This week the broader market is a bit stuck in the mud. Overall the economic news is a bit better and the Europeans are continuing their glacial progress trying to slim down the welfare states of various members. Speaking of welfare states, we have one of our own here due to come to a grinding halt at the start of the year. While high level staffers negotiate some give and take between Congress and the White House I cannot help but think we will get the same level of high wire politics we got during the summer of 2011.

That brings us to volatility.

VIX LEVELS

Market volatility as measured by the VIX is swimming around the 15.33 level this morning. Too many observers that seems low given the huge upset potential in January.

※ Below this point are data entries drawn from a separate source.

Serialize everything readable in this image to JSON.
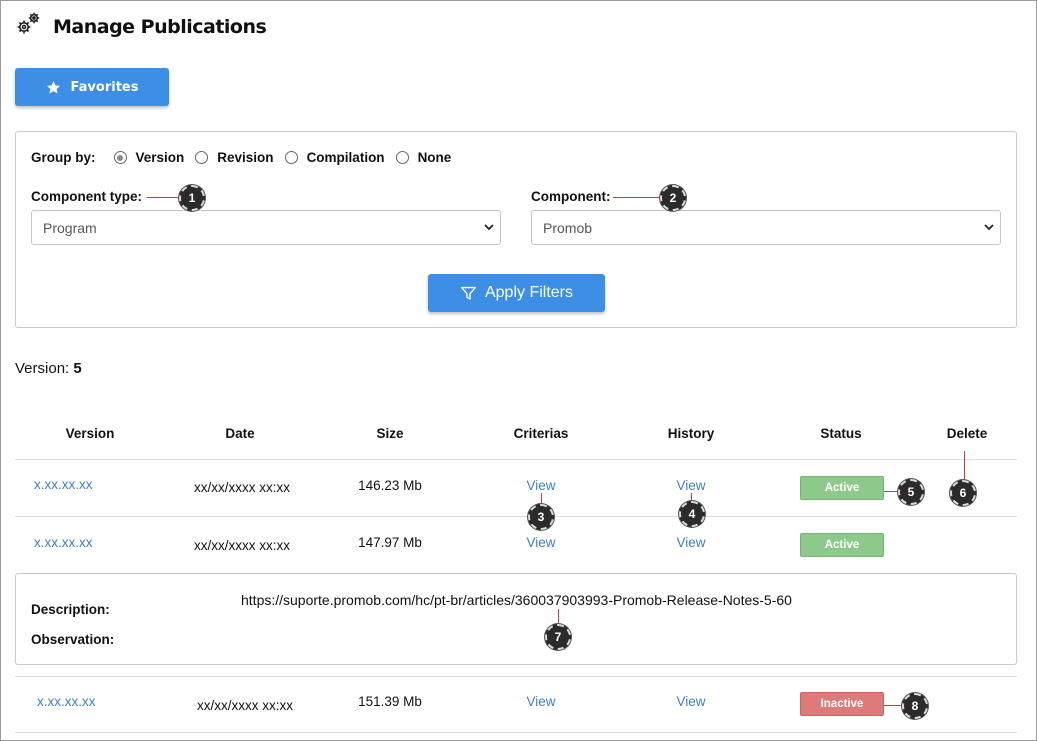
{
  "header": {
    "title": "Manage Publications",
    "icon": "gears-icon"
  },
  "favorites_button": {
    "label": "Favorites",
    "icon": "star-icon"
  },
  "filters": {
    "group_by_label": "Group by:",
    "group_options": [
      {
        "label": "Version",
        "checked": true
      },
      {
        "label": "Revision",
        "checked": false
      },
      {
        "label": "Compilation",
        "checked": false
      },
      {
        "label": "None",
        "checked": false
      }
    ],
    "component_type": {
      "label": "Component type:",
      "value": "Program"
    },
    "component": {
      "label": "Component:",
      "value": "Promob"
    },
    "apply_button": {
      "label": "Apply Filters",
      "icon": "filter-icon"
    }
  },
  "version_group": {
    "label": "Version:",
    "value": "5"
  },
  "table": {
    "columns": [
      "Version",
      "Date",
      "Size",
      "Criterias",
      "History",
      "Status",
      "Delete"
    ],
    "rows": [
      {
        "version": "x.xx.xx.xx",
        "date": "xx/xx/xxxx xx:xx",
        "size": "146.23 Mb",
        "criterias": "View",
        "history": "View",
        "status": "Active"
      },
      {
        "version": "x.xx.xx.xx",
        "date": "xx/xx/xxxx xx:xx",
        "size": "147.97 Mb",
        "criterias": "View",
        "history": "View",
        "status": "Active"
      },
      {
        "version": "x.xx.xx.xx",
        "date": "xx/xx/xxxx xx:xx",
        "size": "151.39 Mb",
        "criterias": "View",
        "history": "View",
        "status": "Inactive"
      }
    ]
  },
  "details": {
    "description_label": "Description:",
    "observation_label": "Observation:",
    "url": "https://suporte.promob.com/hc/pt-br/articles/360037903993-Promob-Release-Notes-5-60"
  },
  "markers": [
    "1",
    "2",
    "3",
    "4",
    "5",
    "6",
    "7",
    "8"
  ],
  "colors": {
    "primary": "#3d8fe6",
    "link": "#3b7fc4",
    "active": "#8cc98a",
    "inactive": "#dd7b7b",
    "marker_leader": "#d13a3a"
  }
}
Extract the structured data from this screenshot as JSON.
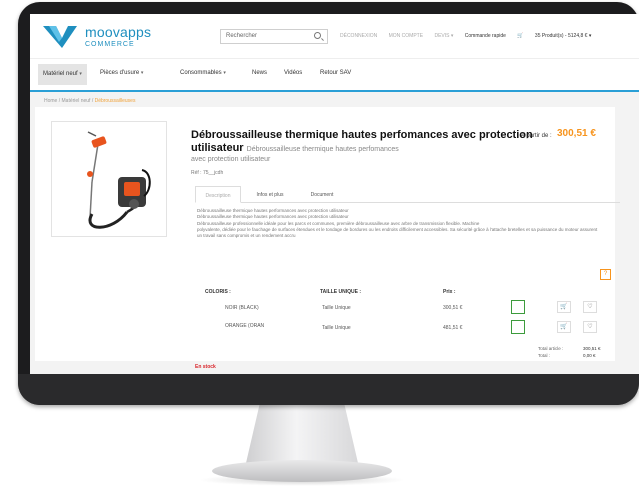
{
  "brand": {
    "name": "moovapps",
    "sub": "COMMERCE",
    "accent": "#1f8fbf",
    "logo_icon": "moovapps-logo-icon"
  },
  "header": {
    "search_placeholder": "Rechercher",
    "links": [
      "DÉCONNEXION",
      "MON COMPTE",
      "DEVIS ▾"
    ],
    "quick_order": "Commande rapide",
    "cart": "35 Produit(s) - 5124,8 € ▾"
  },
  "nav": {
    "items": [
      {
        "label": "Matériel neuf",
        "has_caret": true,
        "active": true
      },
      {
        "label": "Pièces d'usure",
        "has_caret": true,
        "active": false
      },
      {
        "label": "Consommables",
        "has_caret": true,
        "active": false
      },
      {
        "label": "News",
        "has_caret": false,
        "active": false
      },
      {
        "label": "Vidéos",
        "has_caret": false,
        "active": false
      },
      {
        "label": "Retour SAV",
        "has_caret": false,
        "active": false
      }
    ]
  },
  "breadcrumb": {
    "home": "Home",
    "sep": "/",
    "parent": "Matériel neuf",
    "current": "Débroussailleuses"
  },
  "product": {
    "title_main": "Débroussailleuse thermique hautes perfomances avec protection utilisateur",
    "title_sub": "Débroussailleuse thermique hautes perfomances",
    "title_sub2": "avec protection utilisateur",
    "price_label": "A partir de :",
    "price": "300,51 €",
    "ref": "Réf : 75__jcdh",
    "tabs": [
      "Description",
      "Infos et plus",
      "Document"
    ],
    "description": [
      "Débroussailleuse thermique hautes performances avec protection utilisateur",
      "Débroussailleuse thermique hautes performances avec protection utilisateur",
      "Débroussailleuse professionnelle idéale pour les parcs et communes, première débroussailleuse avec arbre de transmission flexible. Machine",
      "polyvalente, dédiée pour le fauchage de surfaces étendues et le tondage de bordures ou les endroits difficilement accessibles. Sa sécurité grâce à l'attache bretelles et sa puissance du moteur assurent",
      "un travail sans compromis et un rendement accru"
    ],
    "help": "?"
  },
  "table": {
    "headers": [
      "COLORIS :",
      "TAILLE UNIQUE :",
      "Prix :"
    ],
    "rows": [
      {
        "color": "NOIR (BLACK)",
        "size": "Taille Unique",
        "price": "300,51 €"
      },
      {
        "color": "ORANGE (ORAN",
        "size": "Taille Unique",
        "price": "481,51 €"
      }
    ],
    "cart_icon": "cart-icon",
    "wish_icon": "heart-icon",
    "totals": [
      {
        "label": "Total article :",
        "value": "300,51 €"
      },
      {
        "label": "Total :",
        "value": "0,00 €"
      }
    ]
  },
  "stock": "En stock"
}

The problem is that the VIX is looking at 30 day forward volatility which is hitting around the end of December. The lower volatility months, or new Weeklys, are dragging down the VIX calculation. The term structure holds different events and what is happening between now and Christmas could be, well, uneventful and the volatility market reflects that. January and February volatility can easily heat up and the VIX won’t pick it up for a bit. That could change in a hurry but the index is pretty fair here given current movements in the SPX.

THE PLAY

I would like to own a little gamma. On the possibility that the news out of Washington gets worse we will see a pickup in volatility. Dec VIX ATM call spreads could work since there is almost no premium in the VIX futures right now.

FACEBOOK

A better trade would be to own some name volatility in the Dec cycle in stocks that have really been moving lately. Facebook (FB) has been my number one candidate for that lately. A long Dec Straddle or just OTM strangle in FB for around 45% volatility should produce a decent return if the name just keeps doing what it has been doing, which is moving.

Disclosure: I have a position in FB.